Unless BA-holders are going into finance, they’re almost certainly going to bounce around in some low-paying jobs. Perhaps even more disheartening is that these will be low-responsibility jobs, too. Because students have a difficult time imagining how they’ll ever make the transition from temping to something more meaningful, it’s tempting to latch onto the idea of a vocational or credential-building course of study: law school, MA in education, etc. What we need to make clear is that a PhD in the humanities is not a sound path to a specific career. The opportunity cost argument is a way to demonstrate that there aren’t just risks, there are costs.

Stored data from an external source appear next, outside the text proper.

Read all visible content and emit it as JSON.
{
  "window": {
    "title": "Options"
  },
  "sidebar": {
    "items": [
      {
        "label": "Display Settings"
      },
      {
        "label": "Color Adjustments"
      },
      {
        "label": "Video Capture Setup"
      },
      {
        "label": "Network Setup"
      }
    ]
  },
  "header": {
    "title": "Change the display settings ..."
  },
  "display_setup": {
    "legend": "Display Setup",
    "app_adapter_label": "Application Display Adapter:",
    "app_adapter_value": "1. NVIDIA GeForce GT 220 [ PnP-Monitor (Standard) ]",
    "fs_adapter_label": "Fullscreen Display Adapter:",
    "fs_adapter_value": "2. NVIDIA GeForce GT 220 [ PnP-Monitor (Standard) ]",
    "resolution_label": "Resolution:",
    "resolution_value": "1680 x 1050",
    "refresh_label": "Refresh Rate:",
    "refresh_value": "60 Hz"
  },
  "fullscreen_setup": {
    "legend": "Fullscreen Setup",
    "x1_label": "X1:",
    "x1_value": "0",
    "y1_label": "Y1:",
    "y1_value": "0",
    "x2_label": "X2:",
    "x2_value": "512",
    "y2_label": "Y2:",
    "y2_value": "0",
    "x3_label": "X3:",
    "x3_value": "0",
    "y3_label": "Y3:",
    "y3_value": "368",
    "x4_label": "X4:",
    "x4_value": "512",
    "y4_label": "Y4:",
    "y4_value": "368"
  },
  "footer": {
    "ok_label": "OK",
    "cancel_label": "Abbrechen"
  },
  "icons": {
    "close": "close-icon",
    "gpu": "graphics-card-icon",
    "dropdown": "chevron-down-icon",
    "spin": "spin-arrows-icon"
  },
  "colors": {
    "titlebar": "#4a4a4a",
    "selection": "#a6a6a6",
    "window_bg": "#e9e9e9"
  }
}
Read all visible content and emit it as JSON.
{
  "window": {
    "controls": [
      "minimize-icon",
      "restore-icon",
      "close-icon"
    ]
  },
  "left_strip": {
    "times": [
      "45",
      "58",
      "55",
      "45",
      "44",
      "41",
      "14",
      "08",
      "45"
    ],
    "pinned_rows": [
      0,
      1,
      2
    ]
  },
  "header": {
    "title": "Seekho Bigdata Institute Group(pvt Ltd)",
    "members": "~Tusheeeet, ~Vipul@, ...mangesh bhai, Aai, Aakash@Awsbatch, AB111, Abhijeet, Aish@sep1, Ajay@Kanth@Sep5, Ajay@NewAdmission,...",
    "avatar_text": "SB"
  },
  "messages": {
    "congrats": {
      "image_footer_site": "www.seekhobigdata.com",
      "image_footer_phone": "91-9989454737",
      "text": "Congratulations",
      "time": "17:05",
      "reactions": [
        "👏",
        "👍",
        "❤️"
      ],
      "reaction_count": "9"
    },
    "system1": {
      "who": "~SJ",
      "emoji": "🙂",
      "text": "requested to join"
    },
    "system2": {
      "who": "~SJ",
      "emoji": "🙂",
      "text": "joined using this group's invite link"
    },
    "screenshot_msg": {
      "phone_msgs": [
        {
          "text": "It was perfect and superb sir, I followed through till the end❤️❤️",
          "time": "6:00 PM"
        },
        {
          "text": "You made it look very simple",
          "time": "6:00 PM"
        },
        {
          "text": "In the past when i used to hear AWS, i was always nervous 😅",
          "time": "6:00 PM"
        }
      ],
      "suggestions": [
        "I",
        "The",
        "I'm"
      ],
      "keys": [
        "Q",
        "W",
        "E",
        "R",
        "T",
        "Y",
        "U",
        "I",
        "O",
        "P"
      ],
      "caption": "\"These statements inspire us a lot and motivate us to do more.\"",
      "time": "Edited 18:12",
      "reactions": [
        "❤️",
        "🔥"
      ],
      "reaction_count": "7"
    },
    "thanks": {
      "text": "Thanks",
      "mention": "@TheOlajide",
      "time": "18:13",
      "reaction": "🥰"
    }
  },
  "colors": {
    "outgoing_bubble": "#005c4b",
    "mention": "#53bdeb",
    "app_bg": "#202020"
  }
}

I don’t buy the idea that my current academic colleagues would have spent those six or eight years of their 20s and 30s temping or working at Starbucks or whatever. Intelligence aside, we’re talking about people who are highly motivated and organized. If grad school in the humanities is your “only option,” you haven’t really considered your options.
Mark, you must know that I’m sympathetic to Whitson’s argument. Thanks in large part to CHNM, my department is one of the few places where non-traditional career trajectories in public history and digital history are not second-rate consolation prizes for our graduate students, who are deeply involved in grant writing and project management. It remains to be seen how transferrable or replicable this environment will be at other institutions.
I would also like to address Holger’s point about selectivity. If we encourage students only to attend the most selective programs, then they’re more likely to get a good job. We already know this, anecdotally from looking around our departments, and of course from the excellent work of people at the AHA, etc. But who gets into elite graduate programs? As the same researchers have shown, people from elite undergraduate programs, of course. And who attends elite undergraduate programs? And now we’re back to the Anthony Grafton’s updated version of the Aryan from Darien.